Desire is all about delay.
The anticipation, the angst, the longing all cascading towards a moment of passion.
It’s a difficult trick to pull off in the world of cinema, but Céline Sciamma’s “Portrait of a Lady on Fire” builds from embers into a raging inferno of emotion in one of the best romance films in ten years.
The French filmmaker progresses from a trilogy of coming-of-age features into the world of adulthood with a pitch perfect examination of nuanced affection that turns to admiration that begets passionate lust with a daring contemporary feel to a period love story.
Set on an isolated island in Brittany in the end of the eighteenth century, Sciamma’s fourth feature follows Marianne, a young artist commissioned to paint a wedding portrait of a woman without her knowledge.
Key to the success of “Portrait” is the relationship between model and artist, an examination of the soul that Sciamma deciphers as much as a mirror of self-reflection as a keen eye peering into the world of another.
The film lives and dies on the performances of its two leads and Noémie Merlant brings an effortless earnestness to Marianne that pairs perfectly with Adéle Haenel’s quiet intensity as Héloïse. Each moment in the film feels genuinely considered, not by the actresses portraying the characters, but by Marianne and Héloïse themselves.
Dialogue in a script can provide the context for someone being unable to say what they feel, but the right amount of hesitation or inflection in a voice can be just as breathtaking. Merlant and Haenel are masterful at pulling at the seams of Sciamma’s screenplay and digging beneath the surface of the script in a richly intimate, physical way that smolders in intensity without the two ever touching.
Framed together in a single shot along the cliffs of Brittany, the pair challenge each other with inquisitive, stolen glances that flicker like embers off the screen. “Portrait” captures intimacy as it grows and changes better than any romance film in a decade and the collaboration between actresses and filmmaker shimmers as viewers fall in love with Héloïse, then Marianne, and then both of them together and apart.
Their dynamic chemistry is offset slightly by the presence of a third major character in an otherwise sparsely cast film.
Typically in a film like this, Luàna Bajrami’s Sophie would be a distracting interloper character that pulls audiences away from the primary romance. But Bajrami matches both leads in quiet intensity with a stoic, yet emotional turn that enriches the world of the film and accentuates the progression of Marianne and Héloïse’s relationship.
Sciamma expertly crafts art into the visual style of “Portrait,” building a world of undeniable cinematic moments that often feel like paintings stacked on top of one another to build a story.
So much of this artistry comes through in how the audience is introduced to Héloïse through Marianne’s lens as Sciamma takes viewers on an elaborate examination of Haenel, her hair, her earlobes, her piercing eyes. Every detail that Marianne paints into existence on canvas is masterfully imprinted into the hearts of engaged audience members with careful precision and expert cinematography from Claire Mathon.

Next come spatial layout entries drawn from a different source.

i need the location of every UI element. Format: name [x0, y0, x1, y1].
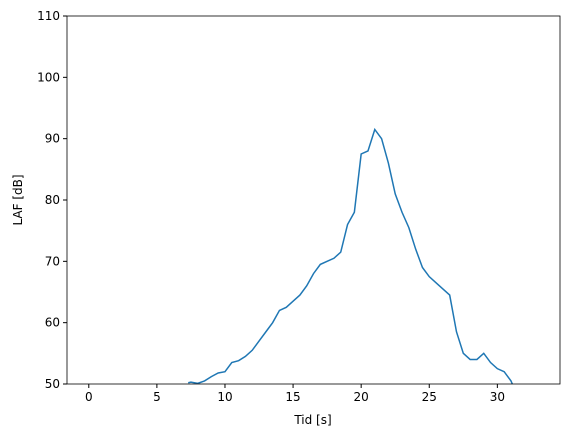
- plot-frame: [66, 15, 561, 385]
- y-tick-label: 70: [45, 254, 60, 268]
- y-tick-label: 100: [37, 70, 60, 84]
- y-tick-label: 90: [45, 132, 60, 146]
- y-tick-label: 110: [37, 9, 60, 23]
- y-tick-label: 80: [45, 193, 60, 207]
- x-tick-label: 20: [354, 390, 369, 404]
- x-tick-label: 5: [153, 390, 161, 404]
- y-tick-label: 50: [45, 377, 60, 391]
- line-series: [188, 127, 514, 384]
- x-tick-label: 10: [217, 390, 232, 404]
- x-tick-label: 25: [422, 390, 437, 404]
- y-axis-label: LAF [dB]: [11, 174, 25, 225]
- x-tick-label: 15: [285, 390, 300, 404]
- x-tick-label: 0: [85, 390, 93, 404]
- x-tick-label: 30: [490, 390, 505, 404]
- x-axis-label: Tid [s]: [293, 413, 331, 427]
- y-tick-label: 60: [45, 316, 60, 330]
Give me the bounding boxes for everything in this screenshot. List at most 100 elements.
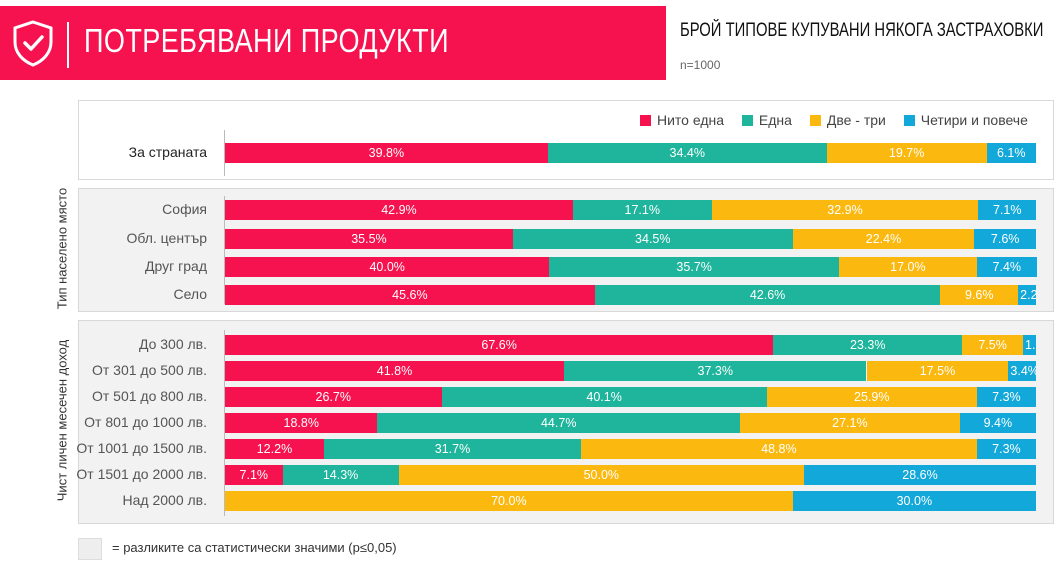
bar-segment: 7.6% (974, 229, 1036, 249)
bar-segment: 40.1% (441, 387, 767, 407)
data-label: 7.5% (978, 338, 1007, 352)
data-label: 26.7% (315, 390, 351, 404)
bar-segment: 50.0% (398, 465, 805, 485)
data-label: 18.8% (283, 416, 319, 430)
legend-item-edna: Една (741, 112, 792, 128)
category-label: От 1501 до 2000 лв. (76, 466, 207, 482)
bar-segment: 31.7% (323, 439, 582, 459)
data-label: 14.3% (322, 468, 359, 482)
data-label: 19.7% (888, 146, 925, 160)
bar-segment: 35.7% (549, 257, 839, 277)
bar-segment: 17.0% (838, 257, 977, 277)
bar-segment: 19.7% (826, 143, 987, 163)
bar-segment: 39.8% (225, 143, 548, 163)
bar-row: 67.6% 23.3% 7.5% 1.6% (225, 335, 1036, 355)
data-label: 70.0% (491, 494, 527, 508)
footnote: = разликите са статистически значими (p≤… (112, 540, 397, 555)
data-label: 67.6% (481, 338, 517, 352)
category-label: От 501 до 800 лв. (91, 388, 207, 404)
bar-segment: 7.3% (976, 439, 1036, 459)
category-label: Обл. център (126, 230, 207, 246)
data-label: 23.3% (849, 338, 886, 352)
data-label: 50.0% (583, 468, 620, 482)
bar-segment: 41.8% (225, 361, 564, 381)
bar-row: 35.5% 34.5% 22.4% 7.6% (225, 229, 1036, 249)
data-label: 17.5% (919, 364, 956, 378)
category-label: За страната (128, 144, 207, 160)
category-label: Друг град (145, 258, 207, 274)
data-label: 17.1% (624, 203, 660, 217)
bar-segment: 1.6% (1023, 335, 1036, 355)
legend-label: Четири и повече (920, 112, 1028, 128)
bar-segment: 27.1% (739, 413, 960, 433)
data-label: 9.6% (964, 288, 994, 302)
legend-item-chetiri: Четири и повече (903, 112, 1028, 128)
bar-segment: 6.1% (986, 143, 1036, 163)
data-label: 39.8% (368, 146, 405, 160)
bar-segment: 32.9% (711, 200, 979, 220)
data-label: 40.0% (369, 260, 405, 274)
bar-segment: 45.6% (225, 285, 595, 305)
bar-segment: 35.5% (225, 229, 513, 249)
data-label: 3.4% (1010, 364, 1036, 378)
data-label: 28.6% (902, 468, 938, 482)
bar-segment: 40.0% (225, 257, 550, 277)
data-label: 12.2% (256, 442, 293, 456)
bar-segment: 48.8% (581, 439, 977, 459)
bar-segment: 37.3% (563, 361, 867, 381)
data-label: 45.6% (392, 288, 428, 302)
data-label: 7.3% (992, 390, 1021, 404)
bar-segment: 30.0% (792, 491, 1036, 511)
legend-label: Нито една (657, 112, 725, 128)
panel-national (78, 100, 1054, 180)
data-label: 2.2% (1020, 288, 1036, 302)
category-label: Над 2000 лв. (122, 492, 208, 508)
legend-item-nito: Нито една (640, 112, 724, 128)
category-label: От 301 до 500 лв. (91, 362, 207, 378)
significance-swatch (78, 538, 102, 560)
data-label: 17.0% (890, 260, 926, 274)
category-label: До 300 лв. (138, 336, 207, 352)
data-label: 9.4% (983, 416, 1013, 430)
bar-row: 70.0% 30.0% (225, 491, 1036, 511)
chart-subtitle: БРОЙ ТИПОВЕ КУПУВАНИ НЯКОГА ЗАСТРАХОВКИ (680, 20, 1044, 41)
data-label: 7.4% (992, 260, 1022, 274)
data-label: 35.7% (676, 260, 712, 274)
category-label: От 1001 до 1500 лв. (76, 440, 207, 456)
category-label: София (162, 201, 207, 217)
bar-row: 12.2% 31.7% 48.8% 7.3% (225, 439, 1036, 459)
bar-row: 45.6% 42.6% 9.6% 2.2% (225, 285, 1036, 305)
page-title: ПОТРЕБЯВАНИ ПРОДУКТИ (84, 22, 449, 59)
category-label: От 801 до 1000 лв. (84, 414, 207, 430)
bar-segment: 42.9% (225, 200, 573, 220)
shield-check-icon (13, 20, 53, 67)
data-label: 31.7% (434, 442, 471, 456)
bar-segment: 7.4% (976, 257, 1037, 277)
data-label: 34.4% (669, 146, 705, 160)
bar-segment: 23.3% (773, 335, 963, 355)
data-label: 1.6% (1025, 338, 1036, 352)
data-label: 7.3% (992, 442, 1021, 456)
bar-segment: 67.6% (225, 335, 774, 355)
bar-segment: 70.0% (225, 491, 793, 511)
bar-row: 39.8% 34.4% 19.7% 6.1% (225, 143, 1036, 163)
legend-item-dve: Две - три (809, 112, 886, 128)
bar-segment: 34.4% (547, 143, 827, 163)
data-label: 7.6% (990, 232, 1020, 246)
data-label: 7.1% (239, 468, 269, 482)
bar-segment: 12.2% (225, 439, 324, 459)
bar-row: 26.7% 40.1% 25.9% 7.3% (225, 387, 1036, 407)
data-label: 32.9% (827, 203, 863, 217)
bar-segment: 14.3% (282, 465, 399, 485)
data-label: 37.3% (697, 364, 733, 378)
bar-row: 18.8% 44.7% 27.1% 9.4% (225, 413, 1036, 433)
data-label: 6.1% (997, 146, 1026, 160)
data-label: 44.7% (540, 416, 577, 430)
bar-segment: 9.4% (959, 413, 1036, 433)
bar-segment: 18.8% (225, 413, 378, 433)
data-label: 40.1% (586, 390, 622, 404)
bar-segment: 7.1% (978, 200, 1036, 220)
bar-segment: 17.5% (866, 361, 1009, 381)
data-label: 30.0% (896, 494, 933, 508)
bar-segment: 28.6% (804, 465, 1036, 485)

The romance of the film comes not just from the brilliant chemistry Merlant and Haenel share on screen, but in the way it is portrayed through the camera lens with longing, lingering shots mixed with stolen glances that push the audience into the middle of a forbidden love affair.
The best French film in many years, “Portrait of a Lady on Fire” was eligible for awards season acclaim, usually playing as a de facto runner up to eventual Oscar Best Picture winner “Parasite” in international feature categories. Astoundingly, the French film community chose not to submit “Portrait” for major Academy Award consideration, opting for the political crime drama “Les Misérables,” which recently took home the country’s top film prize.
Emotionally stirring and wonderfully subdued, “Portrait of a Lady on Fire” is a daring and expressive film that dazzles in its simplicity and feels of the moment in spite of its period setting.
Sciamma’s film is a must for cinephiles willing to overcome the one-inch tall barrier of subtitles and a thought-provoking drama that lingers long after the credits roll.